According to the report, there are 35 tailings ponds from the Mount Polley mine up to the Yukon border. More than 200 communities in mainland B.C. could be affected by a failure. The study does not list towns in Southeast Alaska, but it does include rivers that flow into Alaskan waters.

Three tailings dams are upriver from Wrangell and Petersburg. Two tailings dams are in the Unuk River watershed, which ends near Ketchikan. There is a tailings dam that could eventually affect the Juneau area and one that could impact Haines and Skagway.

Southeast Alaskans worry B.C. mines could destroy salmon and other wildlife that many people depend on for subsistence and income.

The study finds 80 percent of king and sockeye salmon freshwater habitat in the region is either downstream of a tailings facility or would require migrating through a potential contaminant flow path. The same is true for about half of coho, chum and pink salmon habitat.
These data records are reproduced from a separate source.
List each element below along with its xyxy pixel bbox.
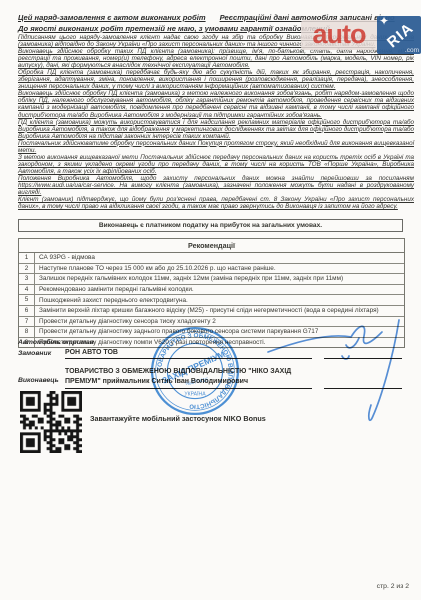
legal-paragraph: З метою виконання вищевказаної мети Пост…	[18, 154, 414, 175]
row-number: 2	[19, 264, 35, 274]
service-order-document: Цей наряд-замовлення є актом виконаних р…	[0, 0, 421, 600]
legal-paragraph: Положення Виробника Автомобіля, щодо зах…	[18, 175, 414, 196]
customer-label: Замовник	[18, 350, 51, 357]
row-number: 6	[19, 306, 35, 316]
row-text: Пошкоджений захист переднього електродви…	[35, 297, 188, 304]
star-icon: ✦	[379, 14, 389, 28]
row-text: Залишок передніх гальмівних колодок 11мм…	[35, 275, 343, 282]
contractor-label: Виконавець	[18, 377, 59, 384]
row-number: 1	[19, 253, 35, 263]
table-row: 3Залишок передніх гальмівних колодок 11м…	[19, 274, 404, 285]
recommendations-title: Рекомендації	[19, 239, 404, 253]
tax-notice-box: Виконавець є платником податку на прибут…	[18, 219, 403, 232]
table-row: 4Рекомендовано замінити передні гальмівн…	[19, 285, 404, 296]
legal-paragraph: ПД клієнта (замовника) можуть використов…	[18, 119, 414, 140]
stamp-country: УКРАЇНА	[184, 391, 206, 398]
table-row: 1СА 93PG - відмова	[19, 253, 404, 264]
row-text: СА 93PG - відмова	[35, 254, 95, 261]
autoria-logo-auto-text: auto	[301, 20, 377, 50]
row-number: 7	[19, 317, 35, 327]
autoria-logo: auto ✦ RIA .com	[301, 16, 421, 54]
row-text: Замінити верхній ліхтар кришки багажного…	[35, 307, 379, 314]
row-number: 5	[19, 295, 35, 305]
header-work-act-statement: Цей наряд-замовлення є актом виконаних р…	[18, 12, 206, 23]
table-row: 6Замінити верхній ліхтар кришки багажног…	[19, 306, 404, 317]
qr-code	[20, 391, 82, 453]
row-text: Рекомендовано замінити передні гальмівні…	[35, 286, 194, 293]
legal-paragraph: Постачальник здійснюватиме обробку персо…	[18, 140, 414, 154]
table-row: 2Наступне планове ТО через 15 000 км або…	[19, 264, 404, 275]
row-text: Провести детальну діагностику сенсора ти…	[35, 318, 216, 325]
header-quality-statement: До якості виконаних робіт претензій не м…	[18, 23, 330, 34]
page-number: стр. 2 из 2	[377, 583, 409, 590]
legal-paragraph: Виконавець здійснює обробку ПД клієнта (…	[18, 90, 414, 118]
legal-paragraph: Клієнт (замовник) підтверджує, що йому б…	[18, 196, 414, 210]
company-stamp: ТОВАРИСТВО З ОБМЕЖЕНОЮ ВІДПОВІДАЛЬНІСТЮ …	[149, 325, 241, 417]
row-text: Наступне планове ТО через 15 000 км або …	[35, 265, 276, 272]
autoria-logo-ria-box: ✦ RIA .com	[377, 16, 421, 54]
handwritten-signature	[258, 316, 420, 442]
legal-consent-text: Підписанням цього наряду-замовлення кліє…	[18, 34, 414, 210]
row-number: 8	[19, 327, 35, 337]
stamp-number: №370415	[185, 377, 209, 387]
row-number: 4	[19, 285, 35, 295]
row-number: 3	[19, 274, 35, 284]
legal-paragraph: Обробка ПД клієнта (замовника) передбача…	[18, 69, 414, 90]
table-row: 5Пошкоджений захист переднього електродв…	[19, 295, 404, 306]
autoria-logo-tld: .com	[405, 47, 419, 54]
vehicle-received-label: Автомобіль отримав	[18, 339, 94, 346]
The report calls for some changes in B.C.’s approach to mining. The energy and mining council asks for more involvement of indigenous communities in the mine planning process and for more long-term economic benefits to settlements affected by mining. It also asks for an emphasis on protecting entire watersheds and to create a pool of money to help with clean-up in the event of a tailings dam failure.

Karina Briño is CEO of the Mining Association of British Columbia. She said laws are already in place to deal with almost all of those requests.

“I think what this recommendation is doing and what this report is doing is it’s enhancing the opportunity that we have, as an industry, to have those conversations at a more local level,” Briño said.

As B.C.’s mining boom continues, more mines with tailings ponds are planned for the region.